O Horizon Europe é o principal programa-quadro da União Europeia para financiamento da investigação e inovação no período de 2021 a 2027. Com um orçamento superior a 95 mil milhões de euros, representa um instrumento estratégico essencial para enfrentar os grandes desafios globais, promover a excelência científica, reforçar a competitividade industrial e acelerar a transição para sociedades mais sustentáveis, digitais e inclusivas.

A abrangência e complexidade do programa exigem uma compreensão clara da sua arquitectura, especialmente por parte de investigadores, empresas, centros de inovação, instituições públicas e outros actores do sistema científico e tecnológico. A estrutura do Horizon Europe foi desenhada para cobrir toda a cadeia de valor da investigação à inovação, articulando-se em três pilares principais e um eixo transversal, que reflectem as prioridades políticas e científicas da União Europeia.

Neste artigo, propomos uma leitura sistematizada da estrutura do Horizon Europe, destacando os seus principais componentes, objectivos estratégicos e áreas de intervenção, com vista a apoiar uma melhor compreensão por parte de entidades que pretendam beneficiar das oportunidades de financiamento europeias.


O que é o Horizon Europe?

Horizon Europe é o nono programa-quadro da União Europeia para a investigação e inovação, sucedendo ao Horizon 2020, e está em vigor durante o período compreendido entre 2021 e 2027. Trata-se de uma iniciativa estruturante, que visa consolidar a posição da Europa como líder global em ciência e tecnologia, bem como fomentar a inovação orientada para o impacto social, económico e ambiental. O seu desenho estratégico responde a prioridades definidas no âmbito do Pacto Ecológico Europeu (European Green Deal), da transição digital, da resiliência económica e da coesão territorial.

Este programa foi concebido com o objectivo de apoiar o desenvolvimento e a disseminação do conhecimento científico, a valorização dos resultados de investigação, o reforço da capacidade tecnológica e a promoção de soluções inovadoras para os desafios que afectam a sociedade europeia e o mundo em geral. O Horizon Europe promove, assim, uma abordagem integrada à cadeia de valor da investigação e inovação, desde a ciência fundamental até à inovação de mercado, passando pela demonstração tecnológica, cooperação internacional e mobilização de utilizadores finais.

O seu financiamento destina-se a uma vasta gama de beneficiários, incluindo instituições de ensino superior, centros de investigação, empresas, startups, organismos públicos, autoridades locais, organizações da sociedade civil e consórcios transnacionais. Estes beneficiários podem submeter propostas a convocatórias (calls) publicadas pela Comissão Europeia, mediante o cumprimento de critérios técnicos e científicos rigorosos, muitas vezes em regime competitivo e cooperativo.

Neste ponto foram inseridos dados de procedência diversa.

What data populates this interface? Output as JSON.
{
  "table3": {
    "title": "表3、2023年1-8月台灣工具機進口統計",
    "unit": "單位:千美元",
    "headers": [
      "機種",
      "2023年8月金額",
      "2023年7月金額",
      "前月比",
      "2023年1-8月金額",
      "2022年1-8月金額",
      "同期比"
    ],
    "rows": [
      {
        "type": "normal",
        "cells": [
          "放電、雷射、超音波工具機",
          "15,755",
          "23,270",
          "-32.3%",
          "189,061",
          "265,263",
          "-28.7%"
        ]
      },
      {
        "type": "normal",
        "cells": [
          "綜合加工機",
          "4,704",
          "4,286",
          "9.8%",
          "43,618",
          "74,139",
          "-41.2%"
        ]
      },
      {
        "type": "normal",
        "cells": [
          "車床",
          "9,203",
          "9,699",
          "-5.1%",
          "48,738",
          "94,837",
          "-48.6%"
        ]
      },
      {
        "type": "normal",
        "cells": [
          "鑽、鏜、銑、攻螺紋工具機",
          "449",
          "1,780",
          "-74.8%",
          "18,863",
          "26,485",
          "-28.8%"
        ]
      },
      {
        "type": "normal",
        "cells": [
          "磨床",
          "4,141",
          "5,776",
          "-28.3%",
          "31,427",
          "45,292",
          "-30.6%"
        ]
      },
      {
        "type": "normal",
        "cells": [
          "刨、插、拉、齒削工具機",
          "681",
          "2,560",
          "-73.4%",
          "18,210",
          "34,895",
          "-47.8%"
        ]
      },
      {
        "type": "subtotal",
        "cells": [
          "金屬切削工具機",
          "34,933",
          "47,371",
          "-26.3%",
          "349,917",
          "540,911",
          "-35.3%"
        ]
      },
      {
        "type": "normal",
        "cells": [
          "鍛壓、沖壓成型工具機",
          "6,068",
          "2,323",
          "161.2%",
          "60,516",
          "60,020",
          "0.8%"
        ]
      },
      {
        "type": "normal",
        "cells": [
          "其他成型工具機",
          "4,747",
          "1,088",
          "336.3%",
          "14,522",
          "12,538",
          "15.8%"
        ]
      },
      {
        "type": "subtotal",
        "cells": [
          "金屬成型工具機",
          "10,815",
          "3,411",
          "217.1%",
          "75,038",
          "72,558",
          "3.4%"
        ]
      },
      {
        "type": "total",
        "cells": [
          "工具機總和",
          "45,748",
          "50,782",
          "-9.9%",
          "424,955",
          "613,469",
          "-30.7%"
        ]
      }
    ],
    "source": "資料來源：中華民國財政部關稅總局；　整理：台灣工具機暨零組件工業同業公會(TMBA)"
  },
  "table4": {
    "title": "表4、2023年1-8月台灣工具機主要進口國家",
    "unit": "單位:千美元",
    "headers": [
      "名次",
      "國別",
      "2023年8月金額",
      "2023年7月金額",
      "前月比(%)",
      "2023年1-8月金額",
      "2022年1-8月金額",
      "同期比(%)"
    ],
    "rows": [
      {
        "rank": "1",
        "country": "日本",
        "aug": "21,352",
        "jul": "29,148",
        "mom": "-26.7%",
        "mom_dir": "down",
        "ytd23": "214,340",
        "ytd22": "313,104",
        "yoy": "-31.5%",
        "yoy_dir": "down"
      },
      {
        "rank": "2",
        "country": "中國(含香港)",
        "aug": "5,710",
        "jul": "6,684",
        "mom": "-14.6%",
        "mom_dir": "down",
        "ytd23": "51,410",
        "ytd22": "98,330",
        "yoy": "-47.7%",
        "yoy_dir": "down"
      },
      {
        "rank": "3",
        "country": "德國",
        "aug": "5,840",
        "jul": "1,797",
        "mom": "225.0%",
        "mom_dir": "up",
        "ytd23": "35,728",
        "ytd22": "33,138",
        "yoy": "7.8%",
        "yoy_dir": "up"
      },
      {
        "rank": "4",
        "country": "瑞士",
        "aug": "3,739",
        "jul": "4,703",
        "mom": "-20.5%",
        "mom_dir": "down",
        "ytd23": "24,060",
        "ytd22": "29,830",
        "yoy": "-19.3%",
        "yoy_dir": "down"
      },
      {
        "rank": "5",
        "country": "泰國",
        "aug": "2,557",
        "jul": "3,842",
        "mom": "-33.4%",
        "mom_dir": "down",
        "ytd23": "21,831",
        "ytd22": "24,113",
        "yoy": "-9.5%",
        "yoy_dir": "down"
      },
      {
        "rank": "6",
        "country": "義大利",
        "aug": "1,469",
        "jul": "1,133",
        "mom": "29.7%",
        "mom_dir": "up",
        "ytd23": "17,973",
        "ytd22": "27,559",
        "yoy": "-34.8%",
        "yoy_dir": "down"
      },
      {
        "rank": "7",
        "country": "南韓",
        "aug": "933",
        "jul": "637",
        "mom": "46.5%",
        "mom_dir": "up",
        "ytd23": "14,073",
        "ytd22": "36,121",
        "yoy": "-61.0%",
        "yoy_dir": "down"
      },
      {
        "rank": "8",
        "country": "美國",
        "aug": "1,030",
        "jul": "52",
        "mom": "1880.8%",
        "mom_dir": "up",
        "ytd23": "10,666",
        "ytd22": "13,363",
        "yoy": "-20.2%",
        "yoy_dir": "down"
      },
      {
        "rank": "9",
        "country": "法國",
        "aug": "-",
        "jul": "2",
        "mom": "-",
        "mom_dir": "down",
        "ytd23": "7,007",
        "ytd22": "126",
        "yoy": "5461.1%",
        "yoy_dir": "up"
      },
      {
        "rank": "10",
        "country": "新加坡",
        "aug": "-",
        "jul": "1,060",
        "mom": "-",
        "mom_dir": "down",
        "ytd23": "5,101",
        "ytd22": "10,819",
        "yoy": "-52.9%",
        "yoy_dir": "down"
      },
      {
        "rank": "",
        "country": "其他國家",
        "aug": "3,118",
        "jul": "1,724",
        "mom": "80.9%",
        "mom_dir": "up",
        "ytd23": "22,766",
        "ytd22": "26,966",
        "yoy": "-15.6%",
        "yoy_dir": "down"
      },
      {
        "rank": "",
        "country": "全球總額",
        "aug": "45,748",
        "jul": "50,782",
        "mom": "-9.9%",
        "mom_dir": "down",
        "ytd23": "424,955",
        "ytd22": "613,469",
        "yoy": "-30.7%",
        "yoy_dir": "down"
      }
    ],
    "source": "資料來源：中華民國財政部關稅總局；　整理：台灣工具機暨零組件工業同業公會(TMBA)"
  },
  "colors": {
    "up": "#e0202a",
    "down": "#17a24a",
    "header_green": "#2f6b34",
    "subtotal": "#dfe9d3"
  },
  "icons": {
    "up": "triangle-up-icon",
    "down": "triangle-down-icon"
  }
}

O programa distingue-se igualmente pela introdução de instrumentos como o Conselho Europeu de Inovação (European Innovation Council – EIC), o reforço das Missões Europeias (missions) com metas concretas para 2030, e o aprofundamento da cooperação com países associados e parceiros internacionais. Estas inovações estratégicas refletem uma orientação cada vez mais clara para o impacto sistémico e para a articulação entre investigação, políticas públicas e transformação socioeconómica.

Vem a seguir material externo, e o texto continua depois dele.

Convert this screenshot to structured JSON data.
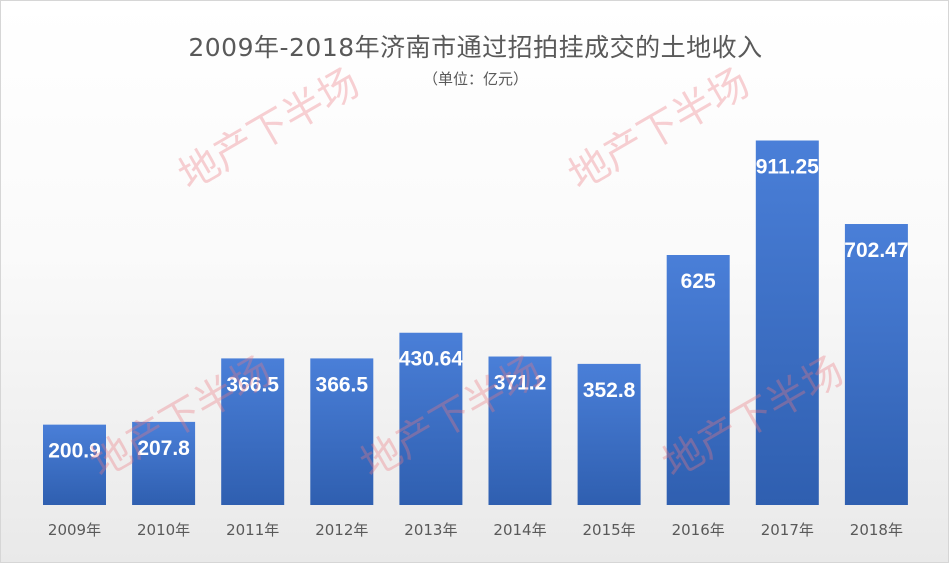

Em suma, o Horizon Europe é mais do que um programa de financiamento: constitui um pilar central da ambição europeia de construir uma economia baseada no conhecimento, preparada para os desafios do século XXI, e promotora de uma prosperidade sustentável, inclusiva e digitalmente avançada.


A Estrutura do Horizon Europe

A arquitectura do Horizon Europe assenta numa lógica estruturada e coerente que visa assegurar a cobertura integral da cadeia de valor da investigação e inovação, desde a geração de conhecimento fundamental até à sua aplicação em soluções concretas com impacto social e económico. Esta estrutura organiza-se em três pilares principais e um eixo transversal, articulando prioridades científicas, tecnológicas e societais com os instrumentos de financiamento e governação da política europeia de Investigação e Inovação (I&I).

Pilar I — Ciência de Excelência (Excellent Science)

O primeiro pilar tem como finalidade primordial o reforço da excelência científica da União Europeia. Através do apoio a investigação de fronteira, ao desenvolvimento de talentos e à consolidação de infraestruturas de investigação, este pilar assegura as bases científicas necessárias para alimentar a inovação e a competitividade futura da Europa. Inclui três componentes estruturantes:

  • Conselho Europeu de Investigação (European Research Council – ERC): financia investigadores individuais de excelência, em qualquer fase da carreira, para desenvolverem investigação de ponta e altamente inovadora, com liberdade científica total e critérios exclusivamente baseados na qualidade.
  • Ações Marie Skłodowska-Curie (MSCA): promovem a formação, mobilidade internacional e intersectorial dos investigadores, com especial enfoque no desenvolvimento de carreiras científicas sustentáveis e na transferência de conhecimento entre sectores e países.
  • Infraestruturas de Investigação: visam desenvolver e modernizar infraestruturas de dimensão europeia, incluindo equipamentos, redes digitais e serviços de dados científicos, assegurando o acesso aberto e eficaz por parte da comunidade científica.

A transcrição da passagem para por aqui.